Yesterday was absolutely exhausting. I drove three legs of three and a half hours each from Ludlow to Henstridge to Old Warden and back home, loading the trailer with Theo’s help at Henstridge (2 hours) and unloading the fuselage at Old Warden (another hour). But the fuselage is in the right place so that the engine can be refitted as soon as it’s reassembled.
As you can see, 1264 is sat between some VERY illustrious neighbours!
Phil also gave us the old cylinder liners, and for those who are into engineering porn, here are some details.
Here they all are. My wife has suggested we should run a competition for the most creative use for them. My initial thought was door chimes, but as they don’t make any significant sound at all, I’m sure someone can come up with something better!
This is an original cast iron liner. It’s only 1.5mm (1/16in) thick, as is the steel cylinder wall, so removing it has to be done very, very gently. The Shuttleworth technique is to tap it to fracture it, and as you see it comes out quite neatly.

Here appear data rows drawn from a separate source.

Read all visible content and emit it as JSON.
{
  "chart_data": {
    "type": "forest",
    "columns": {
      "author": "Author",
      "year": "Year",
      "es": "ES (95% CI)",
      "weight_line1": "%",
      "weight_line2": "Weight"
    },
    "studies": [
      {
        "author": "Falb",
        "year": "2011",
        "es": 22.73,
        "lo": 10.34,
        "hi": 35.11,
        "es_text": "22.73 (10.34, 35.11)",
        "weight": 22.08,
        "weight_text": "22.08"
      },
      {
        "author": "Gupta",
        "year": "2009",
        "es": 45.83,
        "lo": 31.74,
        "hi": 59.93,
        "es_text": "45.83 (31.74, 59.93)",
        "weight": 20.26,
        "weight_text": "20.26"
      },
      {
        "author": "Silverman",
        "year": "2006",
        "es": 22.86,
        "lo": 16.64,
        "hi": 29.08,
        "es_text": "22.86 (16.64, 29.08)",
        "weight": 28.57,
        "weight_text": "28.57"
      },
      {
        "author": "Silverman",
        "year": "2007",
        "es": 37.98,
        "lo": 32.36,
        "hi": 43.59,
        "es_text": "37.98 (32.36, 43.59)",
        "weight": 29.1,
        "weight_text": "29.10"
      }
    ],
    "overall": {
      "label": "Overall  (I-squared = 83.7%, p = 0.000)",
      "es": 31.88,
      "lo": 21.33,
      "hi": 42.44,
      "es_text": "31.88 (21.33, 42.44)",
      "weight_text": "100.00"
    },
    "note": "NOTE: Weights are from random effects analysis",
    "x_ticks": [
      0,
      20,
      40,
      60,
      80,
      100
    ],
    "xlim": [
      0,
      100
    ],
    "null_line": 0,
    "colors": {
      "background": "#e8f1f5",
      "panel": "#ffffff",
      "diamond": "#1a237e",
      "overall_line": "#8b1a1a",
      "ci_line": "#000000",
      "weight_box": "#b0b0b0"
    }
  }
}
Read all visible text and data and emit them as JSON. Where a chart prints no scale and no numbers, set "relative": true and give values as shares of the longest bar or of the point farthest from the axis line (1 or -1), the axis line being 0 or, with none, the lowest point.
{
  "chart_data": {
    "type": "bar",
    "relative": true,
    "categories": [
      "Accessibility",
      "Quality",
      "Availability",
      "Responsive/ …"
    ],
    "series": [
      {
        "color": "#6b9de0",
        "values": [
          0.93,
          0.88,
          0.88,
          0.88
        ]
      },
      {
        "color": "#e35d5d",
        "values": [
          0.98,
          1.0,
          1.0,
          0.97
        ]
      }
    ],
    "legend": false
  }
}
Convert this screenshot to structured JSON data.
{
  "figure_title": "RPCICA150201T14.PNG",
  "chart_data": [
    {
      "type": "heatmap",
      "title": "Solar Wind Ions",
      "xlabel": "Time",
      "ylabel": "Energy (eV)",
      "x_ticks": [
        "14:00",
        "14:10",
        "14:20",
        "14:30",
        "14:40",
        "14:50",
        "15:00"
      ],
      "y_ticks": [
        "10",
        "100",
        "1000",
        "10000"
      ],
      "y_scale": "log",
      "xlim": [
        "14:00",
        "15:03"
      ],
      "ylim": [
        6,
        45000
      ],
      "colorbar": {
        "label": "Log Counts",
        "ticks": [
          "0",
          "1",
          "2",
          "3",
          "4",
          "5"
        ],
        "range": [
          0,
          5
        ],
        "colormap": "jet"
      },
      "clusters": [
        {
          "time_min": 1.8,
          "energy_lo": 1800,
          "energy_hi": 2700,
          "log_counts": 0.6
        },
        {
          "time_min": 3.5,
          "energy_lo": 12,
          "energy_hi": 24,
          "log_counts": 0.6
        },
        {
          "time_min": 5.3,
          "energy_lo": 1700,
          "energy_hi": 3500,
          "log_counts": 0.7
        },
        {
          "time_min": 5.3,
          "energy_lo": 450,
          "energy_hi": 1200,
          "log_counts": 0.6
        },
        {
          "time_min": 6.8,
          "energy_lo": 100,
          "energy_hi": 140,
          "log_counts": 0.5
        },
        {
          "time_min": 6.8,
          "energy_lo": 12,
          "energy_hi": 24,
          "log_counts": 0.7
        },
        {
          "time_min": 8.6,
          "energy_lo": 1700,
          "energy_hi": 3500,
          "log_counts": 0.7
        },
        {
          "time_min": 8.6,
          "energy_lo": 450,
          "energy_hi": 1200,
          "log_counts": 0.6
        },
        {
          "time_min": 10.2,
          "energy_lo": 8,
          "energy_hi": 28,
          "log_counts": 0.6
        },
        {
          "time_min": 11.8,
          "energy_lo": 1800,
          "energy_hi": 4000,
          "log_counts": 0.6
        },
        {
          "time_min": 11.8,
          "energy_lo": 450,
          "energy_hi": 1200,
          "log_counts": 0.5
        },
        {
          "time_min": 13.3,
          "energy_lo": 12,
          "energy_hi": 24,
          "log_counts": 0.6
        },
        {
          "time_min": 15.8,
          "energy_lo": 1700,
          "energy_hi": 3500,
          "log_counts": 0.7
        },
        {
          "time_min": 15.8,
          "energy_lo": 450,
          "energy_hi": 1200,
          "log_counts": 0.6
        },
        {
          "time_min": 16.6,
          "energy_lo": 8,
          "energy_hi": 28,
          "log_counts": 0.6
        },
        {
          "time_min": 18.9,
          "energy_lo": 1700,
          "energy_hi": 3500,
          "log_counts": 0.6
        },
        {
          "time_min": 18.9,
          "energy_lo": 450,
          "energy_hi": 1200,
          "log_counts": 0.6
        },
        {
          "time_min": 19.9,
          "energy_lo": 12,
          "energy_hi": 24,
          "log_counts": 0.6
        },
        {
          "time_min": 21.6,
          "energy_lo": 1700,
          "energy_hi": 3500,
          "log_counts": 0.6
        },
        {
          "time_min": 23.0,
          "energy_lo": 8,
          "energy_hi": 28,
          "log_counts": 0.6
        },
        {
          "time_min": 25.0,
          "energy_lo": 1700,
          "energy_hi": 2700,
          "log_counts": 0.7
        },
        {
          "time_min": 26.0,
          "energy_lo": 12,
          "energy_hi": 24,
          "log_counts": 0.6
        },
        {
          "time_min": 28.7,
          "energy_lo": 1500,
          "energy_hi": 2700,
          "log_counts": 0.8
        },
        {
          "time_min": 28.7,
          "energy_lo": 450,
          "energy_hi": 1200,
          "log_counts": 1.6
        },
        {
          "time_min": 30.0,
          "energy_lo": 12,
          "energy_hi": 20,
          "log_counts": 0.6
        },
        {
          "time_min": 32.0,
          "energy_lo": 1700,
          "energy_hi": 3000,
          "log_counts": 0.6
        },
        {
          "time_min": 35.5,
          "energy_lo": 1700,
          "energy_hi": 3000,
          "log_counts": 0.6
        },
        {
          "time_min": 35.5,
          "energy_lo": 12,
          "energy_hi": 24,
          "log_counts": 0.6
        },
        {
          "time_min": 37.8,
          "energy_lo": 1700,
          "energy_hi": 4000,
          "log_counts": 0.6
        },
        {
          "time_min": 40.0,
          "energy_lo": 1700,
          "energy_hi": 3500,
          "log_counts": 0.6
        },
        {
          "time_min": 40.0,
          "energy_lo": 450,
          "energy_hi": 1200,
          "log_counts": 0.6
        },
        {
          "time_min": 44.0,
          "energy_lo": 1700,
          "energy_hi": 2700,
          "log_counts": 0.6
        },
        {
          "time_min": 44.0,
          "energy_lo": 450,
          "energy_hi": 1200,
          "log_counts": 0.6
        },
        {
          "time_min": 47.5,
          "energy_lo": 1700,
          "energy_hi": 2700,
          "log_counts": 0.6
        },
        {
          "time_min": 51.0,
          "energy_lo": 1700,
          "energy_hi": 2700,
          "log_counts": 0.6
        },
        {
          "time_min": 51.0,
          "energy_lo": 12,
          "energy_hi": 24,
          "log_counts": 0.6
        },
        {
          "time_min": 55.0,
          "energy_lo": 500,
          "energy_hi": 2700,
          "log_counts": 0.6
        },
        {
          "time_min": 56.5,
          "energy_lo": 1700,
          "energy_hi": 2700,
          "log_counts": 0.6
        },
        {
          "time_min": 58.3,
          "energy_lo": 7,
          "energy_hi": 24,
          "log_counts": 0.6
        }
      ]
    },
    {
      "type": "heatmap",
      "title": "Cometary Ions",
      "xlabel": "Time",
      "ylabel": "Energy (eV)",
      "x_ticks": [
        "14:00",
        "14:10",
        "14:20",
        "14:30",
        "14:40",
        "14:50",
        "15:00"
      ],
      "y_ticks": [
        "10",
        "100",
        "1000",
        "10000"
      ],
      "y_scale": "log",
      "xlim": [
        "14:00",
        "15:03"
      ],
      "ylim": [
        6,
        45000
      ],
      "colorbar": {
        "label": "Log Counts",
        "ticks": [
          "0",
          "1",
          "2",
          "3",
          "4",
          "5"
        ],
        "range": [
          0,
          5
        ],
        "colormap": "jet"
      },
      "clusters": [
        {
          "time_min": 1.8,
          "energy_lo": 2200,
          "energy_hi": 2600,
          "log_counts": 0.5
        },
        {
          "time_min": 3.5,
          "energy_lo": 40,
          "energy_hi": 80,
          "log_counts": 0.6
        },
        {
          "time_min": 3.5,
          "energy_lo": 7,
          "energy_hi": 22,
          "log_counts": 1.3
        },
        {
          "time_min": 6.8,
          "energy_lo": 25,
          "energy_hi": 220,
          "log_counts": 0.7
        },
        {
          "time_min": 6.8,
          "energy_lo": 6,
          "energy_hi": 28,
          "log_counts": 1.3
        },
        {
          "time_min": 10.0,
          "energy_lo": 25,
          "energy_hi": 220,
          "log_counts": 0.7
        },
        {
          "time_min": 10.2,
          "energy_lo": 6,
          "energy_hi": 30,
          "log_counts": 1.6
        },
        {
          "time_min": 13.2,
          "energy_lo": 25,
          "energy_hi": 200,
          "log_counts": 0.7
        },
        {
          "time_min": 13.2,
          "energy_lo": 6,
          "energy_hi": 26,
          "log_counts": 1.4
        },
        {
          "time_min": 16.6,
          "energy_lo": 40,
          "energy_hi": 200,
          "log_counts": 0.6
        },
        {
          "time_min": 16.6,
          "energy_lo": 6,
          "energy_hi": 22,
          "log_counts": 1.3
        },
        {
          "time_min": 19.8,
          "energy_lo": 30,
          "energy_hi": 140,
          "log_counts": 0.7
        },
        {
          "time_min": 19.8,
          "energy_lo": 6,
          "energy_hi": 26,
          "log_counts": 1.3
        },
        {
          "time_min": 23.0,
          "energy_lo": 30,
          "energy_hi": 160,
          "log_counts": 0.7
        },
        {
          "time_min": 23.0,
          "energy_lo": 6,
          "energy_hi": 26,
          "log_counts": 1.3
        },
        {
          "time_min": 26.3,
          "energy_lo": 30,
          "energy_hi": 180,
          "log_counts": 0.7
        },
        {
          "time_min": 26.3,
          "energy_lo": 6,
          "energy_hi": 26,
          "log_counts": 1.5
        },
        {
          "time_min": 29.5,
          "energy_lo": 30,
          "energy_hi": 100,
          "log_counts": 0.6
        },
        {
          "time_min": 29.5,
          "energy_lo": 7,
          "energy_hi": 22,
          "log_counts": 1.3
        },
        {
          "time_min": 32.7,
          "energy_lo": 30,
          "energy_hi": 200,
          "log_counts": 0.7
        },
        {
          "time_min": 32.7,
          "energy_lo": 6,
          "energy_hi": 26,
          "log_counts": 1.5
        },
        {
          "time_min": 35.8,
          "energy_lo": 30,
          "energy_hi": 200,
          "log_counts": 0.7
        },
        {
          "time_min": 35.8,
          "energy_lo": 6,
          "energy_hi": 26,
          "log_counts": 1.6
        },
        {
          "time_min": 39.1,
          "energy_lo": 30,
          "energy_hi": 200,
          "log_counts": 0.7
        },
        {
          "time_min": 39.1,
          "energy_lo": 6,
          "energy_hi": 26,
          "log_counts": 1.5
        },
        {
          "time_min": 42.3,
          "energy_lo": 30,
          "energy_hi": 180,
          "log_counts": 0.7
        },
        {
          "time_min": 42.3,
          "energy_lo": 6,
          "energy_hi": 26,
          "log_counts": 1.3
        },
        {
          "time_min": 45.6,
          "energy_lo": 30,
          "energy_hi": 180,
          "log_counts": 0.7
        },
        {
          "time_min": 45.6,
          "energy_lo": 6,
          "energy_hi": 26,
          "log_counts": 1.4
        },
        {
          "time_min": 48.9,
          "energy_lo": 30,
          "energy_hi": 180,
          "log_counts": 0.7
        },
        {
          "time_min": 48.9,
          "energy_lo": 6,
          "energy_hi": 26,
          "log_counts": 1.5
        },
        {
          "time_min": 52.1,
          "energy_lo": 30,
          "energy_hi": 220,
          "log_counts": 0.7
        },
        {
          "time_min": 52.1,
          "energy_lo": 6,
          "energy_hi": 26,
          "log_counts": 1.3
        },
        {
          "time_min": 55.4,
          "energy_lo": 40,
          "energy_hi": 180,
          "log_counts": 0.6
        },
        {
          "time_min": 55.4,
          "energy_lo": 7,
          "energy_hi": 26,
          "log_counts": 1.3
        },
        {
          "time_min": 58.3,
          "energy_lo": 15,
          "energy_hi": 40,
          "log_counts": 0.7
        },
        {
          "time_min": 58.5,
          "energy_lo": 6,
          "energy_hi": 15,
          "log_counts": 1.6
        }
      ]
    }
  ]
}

There were three that looked quite different; these are made of nodular cast iron which is far more ductile, and were a pain to remove. Some brave soul had to cut almost all the way through the liner with a Dremel or something similar, and then a drift had to be very, very carefully driven between liner and cylinder to peel it away. Thank goodness the cut didn’t go all the way through!
It’s interesting that it’s the ductile iron liner bores that have been damaged the most – here’s one.
Here’s the worst of the cast liners by comparison. Bear in mind that was run for half an hour at full power with just the residual oil on the cylinder walls – the oil supply was switched off. Even more remarkable then, that most of them were completely undamaged, but since they were on the outer limit for bore, we decided to replace the lot.
So a very productive day, generally.
The one cloud on the horizon, (apart from the bill, of course…) is that because about half a dozen Collection machines have thrown little technical issues, our engine rebuild may not be completed quite as quickly as we’d hoped.
But it should cause any major hiccups as far as we can see.